Reference letters — the myth of liability

By Jeffrey R. Smith (jeffrey.r.smith@thomsonreuters.com)

When an employer is looking to hire, contacting a candidate’s references is part of the normal due diligence process. References from previous employers can be particularly helpful, because they provide insight into the candidate’s on-the-job track record.

However, useful and informative references can be few and far between because employers seem to be wary of saying too much and getting into trouble, particularly if a reference isn’t exactly glowing.

Many employers prefer to give the basic facts about an employee’s time with them, such as position, length of service and job duties — also known as the “name, rank and serial number” reference.
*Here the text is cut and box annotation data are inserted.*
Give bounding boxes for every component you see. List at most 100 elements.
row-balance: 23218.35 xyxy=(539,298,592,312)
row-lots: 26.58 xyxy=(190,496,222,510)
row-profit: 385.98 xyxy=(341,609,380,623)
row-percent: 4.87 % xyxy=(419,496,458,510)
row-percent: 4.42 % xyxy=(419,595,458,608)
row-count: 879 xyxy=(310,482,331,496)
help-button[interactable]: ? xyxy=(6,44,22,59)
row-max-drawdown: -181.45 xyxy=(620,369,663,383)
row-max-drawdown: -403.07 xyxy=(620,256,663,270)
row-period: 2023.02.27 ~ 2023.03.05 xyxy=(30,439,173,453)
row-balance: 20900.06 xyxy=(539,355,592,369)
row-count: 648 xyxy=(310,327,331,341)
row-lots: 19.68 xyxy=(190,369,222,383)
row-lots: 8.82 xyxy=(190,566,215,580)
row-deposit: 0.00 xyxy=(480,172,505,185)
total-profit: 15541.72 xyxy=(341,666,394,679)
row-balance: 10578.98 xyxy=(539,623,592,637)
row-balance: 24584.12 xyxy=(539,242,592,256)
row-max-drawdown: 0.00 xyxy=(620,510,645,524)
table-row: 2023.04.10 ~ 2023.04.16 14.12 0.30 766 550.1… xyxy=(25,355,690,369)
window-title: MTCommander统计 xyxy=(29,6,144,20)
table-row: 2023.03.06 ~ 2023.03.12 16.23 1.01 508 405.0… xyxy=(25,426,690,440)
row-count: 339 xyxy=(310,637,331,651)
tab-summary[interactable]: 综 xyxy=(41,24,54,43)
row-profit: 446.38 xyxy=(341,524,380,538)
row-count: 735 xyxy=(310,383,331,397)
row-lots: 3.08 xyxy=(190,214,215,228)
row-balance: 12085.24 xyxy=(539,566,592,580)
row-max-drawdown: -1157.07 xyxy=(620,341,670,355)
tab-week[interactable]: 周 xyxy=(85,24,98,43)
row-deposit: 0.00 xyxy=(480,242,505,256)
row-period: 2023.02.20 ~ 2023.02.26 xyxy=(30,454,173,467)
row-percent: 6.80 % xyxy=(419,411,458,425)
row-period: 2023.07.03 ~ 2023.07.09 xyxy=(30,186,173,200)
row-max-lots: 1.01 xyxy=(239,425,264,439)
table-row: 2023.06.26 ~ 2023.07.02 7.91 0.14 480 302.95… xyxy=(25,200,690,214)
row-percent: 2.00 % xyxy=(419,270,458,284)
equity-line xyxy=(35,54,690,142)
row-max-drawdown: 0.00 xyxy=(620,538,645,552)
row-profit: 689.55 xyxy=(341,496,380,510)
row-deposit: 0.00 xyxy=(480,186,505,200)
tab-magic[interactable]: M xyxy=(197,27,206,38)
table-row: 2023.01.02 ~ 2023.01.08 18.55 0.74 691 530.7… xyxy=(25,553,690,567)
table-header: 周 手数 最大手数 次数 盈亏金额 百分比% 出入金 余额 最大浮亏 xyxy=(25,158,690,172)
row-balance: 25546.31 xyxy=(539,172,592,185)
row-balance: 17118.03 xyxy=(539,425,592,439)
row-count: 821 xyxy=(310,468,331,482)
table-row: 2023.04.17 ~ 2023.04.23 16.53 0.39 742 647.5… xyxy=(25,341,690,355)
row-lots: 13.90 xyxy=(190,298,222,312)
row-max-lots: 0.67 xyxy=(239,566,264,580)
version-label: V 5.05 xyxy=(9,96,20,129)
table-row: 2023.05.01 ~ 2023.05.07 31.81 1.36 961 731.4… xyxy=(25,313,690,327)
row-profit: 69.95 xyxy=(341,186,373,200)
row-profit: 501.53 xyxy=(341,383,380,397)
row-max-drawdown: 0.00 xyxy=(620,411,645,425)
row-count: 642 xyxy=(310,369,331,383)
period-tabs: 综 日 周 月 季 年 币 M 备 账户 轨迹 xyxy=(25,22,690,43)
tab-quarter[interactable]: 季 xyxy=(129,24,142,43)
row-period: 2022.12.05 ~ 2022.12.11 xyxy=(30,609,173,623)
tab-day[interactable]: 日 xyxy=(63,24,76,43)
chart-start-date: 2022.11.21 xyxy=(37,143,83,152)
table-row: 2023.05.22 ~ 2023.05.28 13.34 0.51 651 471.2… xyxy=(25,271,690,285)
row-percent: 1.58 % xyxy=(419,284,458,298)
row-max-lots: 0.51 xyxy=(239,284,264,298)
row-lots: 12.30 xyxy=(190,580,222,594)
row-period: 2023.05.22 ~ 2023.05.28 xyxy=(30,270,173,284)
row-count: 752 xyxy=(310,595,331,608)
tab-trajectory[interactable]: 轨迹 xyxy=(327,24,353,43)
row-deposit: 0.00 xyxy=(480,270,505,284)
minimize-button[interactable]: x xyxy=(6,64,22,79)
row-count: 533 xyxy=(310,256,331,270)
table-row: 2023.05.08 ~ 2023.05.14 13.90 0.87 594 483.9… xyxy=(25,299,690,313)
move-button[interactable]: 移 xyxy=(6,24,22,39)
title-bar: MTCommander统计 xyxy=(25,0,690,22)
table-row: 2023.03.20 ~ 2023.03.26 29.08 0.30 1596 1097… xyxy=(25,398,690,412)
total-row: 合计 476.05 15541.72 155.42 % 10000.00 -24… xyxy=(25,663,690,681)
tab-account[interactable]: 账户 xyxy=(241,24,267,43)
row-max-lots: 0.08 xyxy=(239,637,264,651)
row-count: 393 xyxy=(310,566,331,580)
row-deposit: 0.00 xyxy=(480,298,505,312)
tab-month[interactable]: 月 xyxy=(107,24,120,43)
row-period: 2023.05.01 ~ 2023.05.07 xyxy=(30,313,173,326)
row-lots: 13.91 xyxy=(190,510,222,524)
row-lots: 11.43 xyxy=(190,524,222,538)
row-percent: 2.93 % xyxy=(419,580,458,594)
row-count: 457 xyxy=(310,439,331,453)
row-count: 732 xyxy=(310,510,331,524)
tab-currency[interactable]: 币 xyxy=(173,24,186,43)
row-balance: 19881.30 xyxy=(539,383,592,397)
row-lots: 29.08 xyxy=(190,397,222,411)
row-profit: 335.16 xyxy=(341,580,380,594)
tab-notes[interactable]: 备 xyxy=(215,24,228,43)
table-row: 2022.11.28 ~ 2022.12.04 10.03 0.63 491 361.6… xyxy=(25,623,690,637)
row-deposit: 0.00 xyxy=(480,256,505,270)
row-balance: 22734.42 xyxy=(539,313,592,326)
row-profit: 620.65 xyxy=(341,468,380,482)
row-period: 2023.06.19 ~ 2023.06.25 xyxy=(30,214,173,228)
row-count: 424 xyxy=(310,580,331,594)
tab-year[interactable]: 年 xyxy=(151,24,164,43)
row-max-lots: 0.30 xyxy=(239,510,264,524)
While this provides some information, it’s not really much help to someone trying to promote their skill nor to a prospective employer trying to figure out if a candidate is a good fit.

Why the caution? Some employers are afraid of getting in trouble if some of the information in a reference letter is inaccurate — from a prospective employer relying on the reference or a former employer who might feel slandered from a bad reference. But is there that much of a risk for trouble?

The answer appears to be no — there doesn’t seem to ever have been a successful action against an employer in Canada for a bad or inaccurate reference, according to Stuart Rudner, a partner with Miller Thomson in Toronto. As long as the letter described the employee in a truthful way and didn’t make anything up, there shouldn’t be any danger. And, in the case of a worker dismissed without cause, anything that could help the employee find work more quickly would be beneficial, as it could save the employer some money by reducing the notice period.

If a letter includes an employer’s legitimate opinions on the worker’s performance, what’s to be afraid of?  Rudner says the only legal trouble that could come from a reference letter would be something that could be construed as bad faith that causes harm to a former employee’s job search. However, he also says bad faith could be gleaned from a failure to provide a reference. So it may actually be safer to bite the bullet and write something.

Do detailed reference letters really expose employers to liability, or is it actually more beneficial to provide them? Why are many employers so cautious in writing them?

1 Response to “Reference letters — the myth of liability”


  1. 1 Courage needed July 21, 2009 at 3:04 pm

    HR departments are being far too timid when it comes to speaking about departed employees. If it is true, as expert employment lawyer Stuart Rudner says, that no employer has lost a legal challenge on this in Canada, then why are so many HR professionals running scared? In the end you’re only hurting yourself. When you refuse to discuss former employees then why should someone you are calling for a reference check speak with you? It’s time for HR to show needed courage when it comes to reference checks.